President Johnson: I do not want to debate the budget now, because I’m going to send up my budget late. And I cannot tell till I make the tax decisions how far I dare go. And I think . . . I don’t think he knows this and I don’t think he thinks this—[Henry H. “Joe”] Fowler’s calling me now—but, in my judgment, the bigger request I make for poverty, the more danger it is of being killed. I don’t think they’re just going to cut it. I don’t think—I think the same thing about [foreign] aid. I think if I ask for 2 billion or 3 billion [dollars] for poverty, when I got 3 billion jobs, and I’m spending 24 billion in other fields, I think they’d say, “Good God, it goes up every time he gets somebody a job; it costs you more.” I think if we increase it a reasonable amount, that we have a much better chance of fighting and holding it.

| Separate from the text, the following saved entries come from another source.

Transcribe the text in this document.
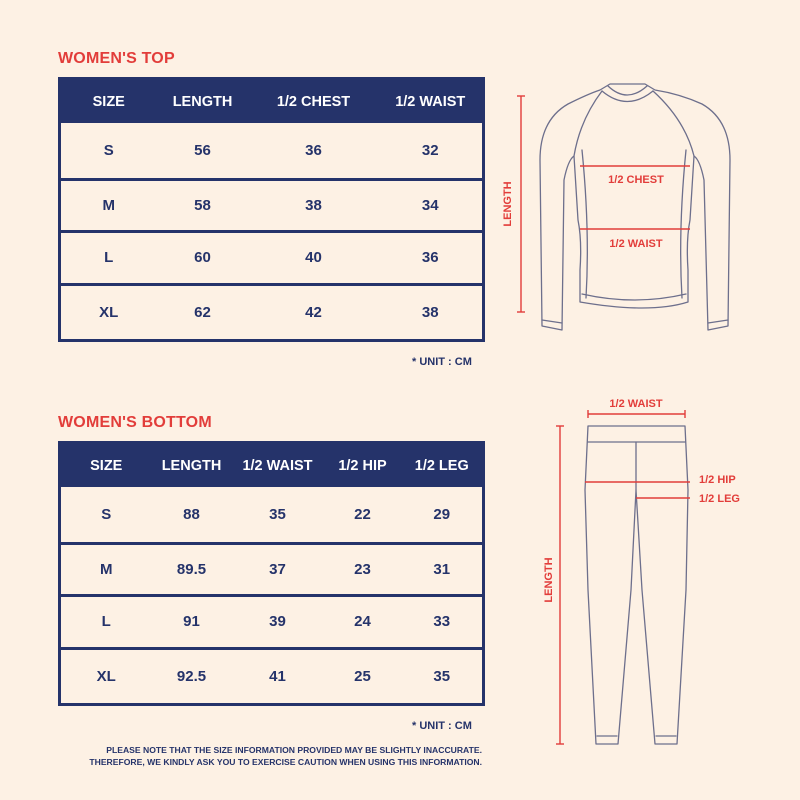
WOMEN'S TOP
SIZE	LENGTH	1/2 CHEST	1/2 WAIST
S	56	36	32
M	58	38	34
L	60	40	36
XL	62	42	38
* UNIT : CM
LENGTH
1/2 CHEST
1/2 WAIST
WOMEN'S BOTTOM
SIZE	LENGTH	1/2 WAIST	1/2 HIP	1/2 LEG
S	88	35	22	29
M	89.5	37	23	31
L	91	39	24	33
XL	92.5	41	25	35
* UNIT : CM
1/2 WAIST
1/2 HIP
1/2 LEG
LENGTH
PLEASE NOTE THAT THE SIZE INFORMATION PROVIDED MAY BE SLIGHTLY INACCURATE.
THEREFORE, WE KINDLY ASK YOU TO EXERCISE CAUTION WHEN USING THIS INFORMATION.
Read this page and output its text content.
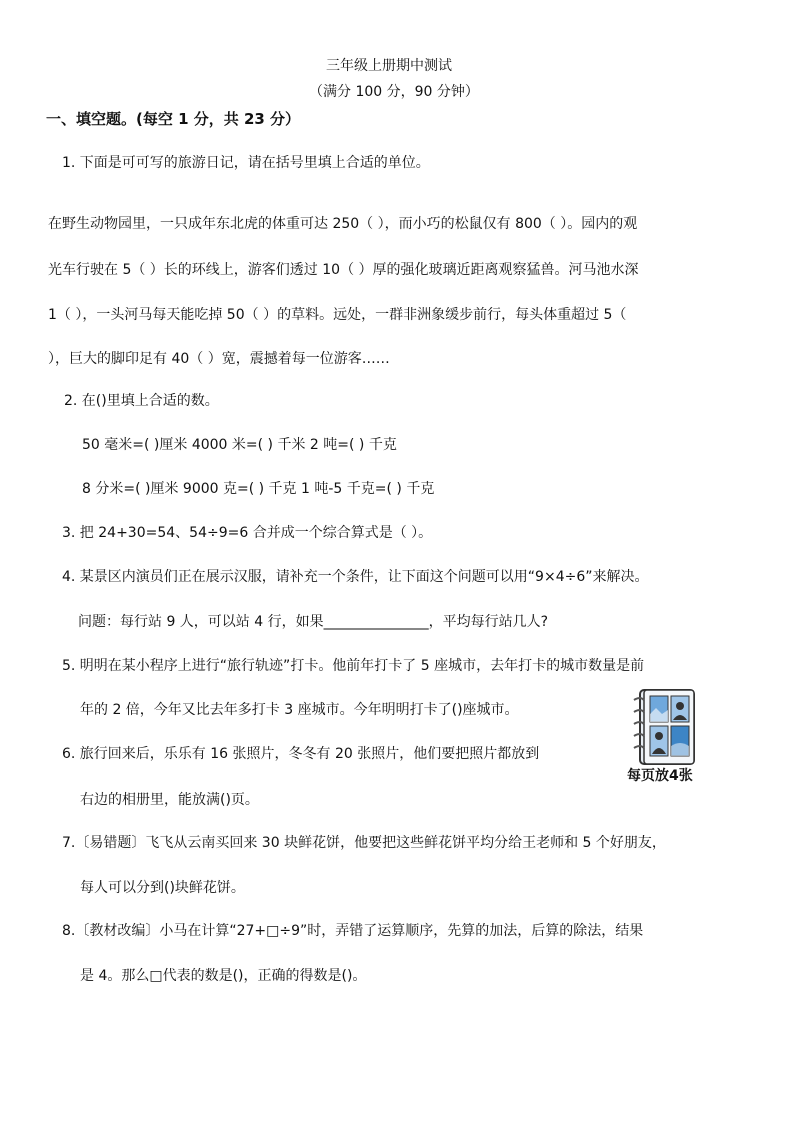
三年级上册期中测试
（满分 100 分，90 分钟）
一、填空题。(每空 1 分，共 23 分）
1. 下面是可可写的旅游日记，请在括号里填上合适的单位。
在野生动物园里，一只成年东北虎的体重可达 250（ ），而小巧的松鼠仅有 800（ ）。园内的观
光车行驶在 5（ ）长的环线上，游客们透过 10（ ）厚的强化玻璃近距离观察猛兽。河马池水深
1（ ），一头河马每天能吃掉 50（ ）的草料。远处，一群非洲象缓步前行，每头体重超过 5（
），巨大的脚印足有 40（ ）宽，震撼着每一位游客……
2. 在()里填上合适的数。
50 毫米=( )厘米 4000 米=( ) 千米 2 吨=( ) 千克
8 分米=( )厘米 9000 克=( ) 千克 1 吨-5 千克=( ) 千克
3. 把 24+30=54、54÷9=6 合并成一个综合算式是（ ）。
4. 某景区内演员们正在展示汉服，请补充一个条件，让下面这个问题可以用“9×4÷6”来解决。
问题：每行站 9 人，可以站 4 行，如果_______________，平均每行站几人?
5. 明明在某小程序上进行“旅行轨迹”打卡。他前年打卡了 5 座城市，去年打卡的城市数量是前
年的 2 倍，今年又比去年多打卡 3 座城市。今年明明打卡了()座城市。
6. 旅行回来后，乐乐有 16 张照片，冬冬有 20 张照片，他们要把照片都放到
右边的相册里，能放满()页。
每页放4张
7.〔易错题〕飞飞从云南买回来 30 块鲜花饼，他要把这些鲜花饼平均分给王老师和 5 个好朋友，
每人可以分到()块鲜花饼。
8.〔教材改编〕小马在计算“27+□÷9”时，弄错了运算顺序，先算的加法，后算的除法，结果
是 4。那么□代表的数是()，正确的得数是()。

Johnson’s linkage here of his liberal opponents in the Senate to what he saw as the “commies” and “long-hairs” protesting in the streets is telling. By this point in his presidency, LBJ had let himself become boxed in not only by Vietnam and its resulting budgetary pressures, but by his own anger at his opponents on the left and his resentment at their failure to appreciate how much he had already accomplished on Civil Rights and through his anti-poverty efforts.

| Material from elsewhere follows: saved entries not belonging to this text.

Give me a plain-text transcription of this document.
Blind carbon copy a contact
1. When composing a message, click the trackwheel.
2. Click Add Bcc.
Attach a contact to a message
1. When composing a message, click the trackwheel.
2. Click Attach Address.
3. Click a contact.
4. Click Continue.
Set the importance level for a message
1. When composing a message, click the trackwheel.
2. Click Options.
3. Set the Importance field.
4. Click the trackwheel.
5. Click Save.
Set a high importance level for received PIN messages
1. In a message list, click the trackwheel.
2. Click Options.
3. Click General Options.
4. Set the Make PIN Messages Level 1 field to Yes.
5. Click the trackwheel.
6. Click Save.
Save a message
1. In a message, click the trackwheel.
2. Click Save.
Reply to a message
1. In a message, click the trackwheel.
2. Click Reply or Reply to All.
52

This is the negative model that Joe Biden must avoid in the difficult and controversial moments that are sure to emerge in the coming years between his administration and the modern progressive left. Anger at under-appreciation, or frustration at the left’s unwillingness to acknowledge the constraints that Biden may believe he faces, are both natural and human reactions. LBJ let these emotions overwhelm him.
Possessed of a very different personality, Biden should be better able to resist such destructive temptations. In his 2012 victory speech, President Obama referred to his vice president as “America’s Happy Warrior.” The phrase originates in a poem by William Wordsworth, and has previously been used to describe political figures as varied as Grover Cleveland (who applied it to himself), Al Smith, Hubert Humphrey, and Ted Kennedy (also by Obama). Biden would do well to maintain such a persona as a positive model in dealing with the left, in contrast to LBJ’s self-destructive rants, regardless of what the next four years may bring. For one, it will serve him well with less ideological elements of the American electorate, who will be crucial to his success. For another, it will help him remain open to real opportunities that progressives may recognize, and to the new ideas that the left brings to the table for addressing, and perhaps solving, the pressing crises that face the United States and the world. Biden need not agree to every demand from progressives, but unlike Johnson, he will need to maintain their help in the coalition that brought him the presidency. In showing what not to do, the example of predecessors such as LBJ helps to create space for more constructive models moving forward.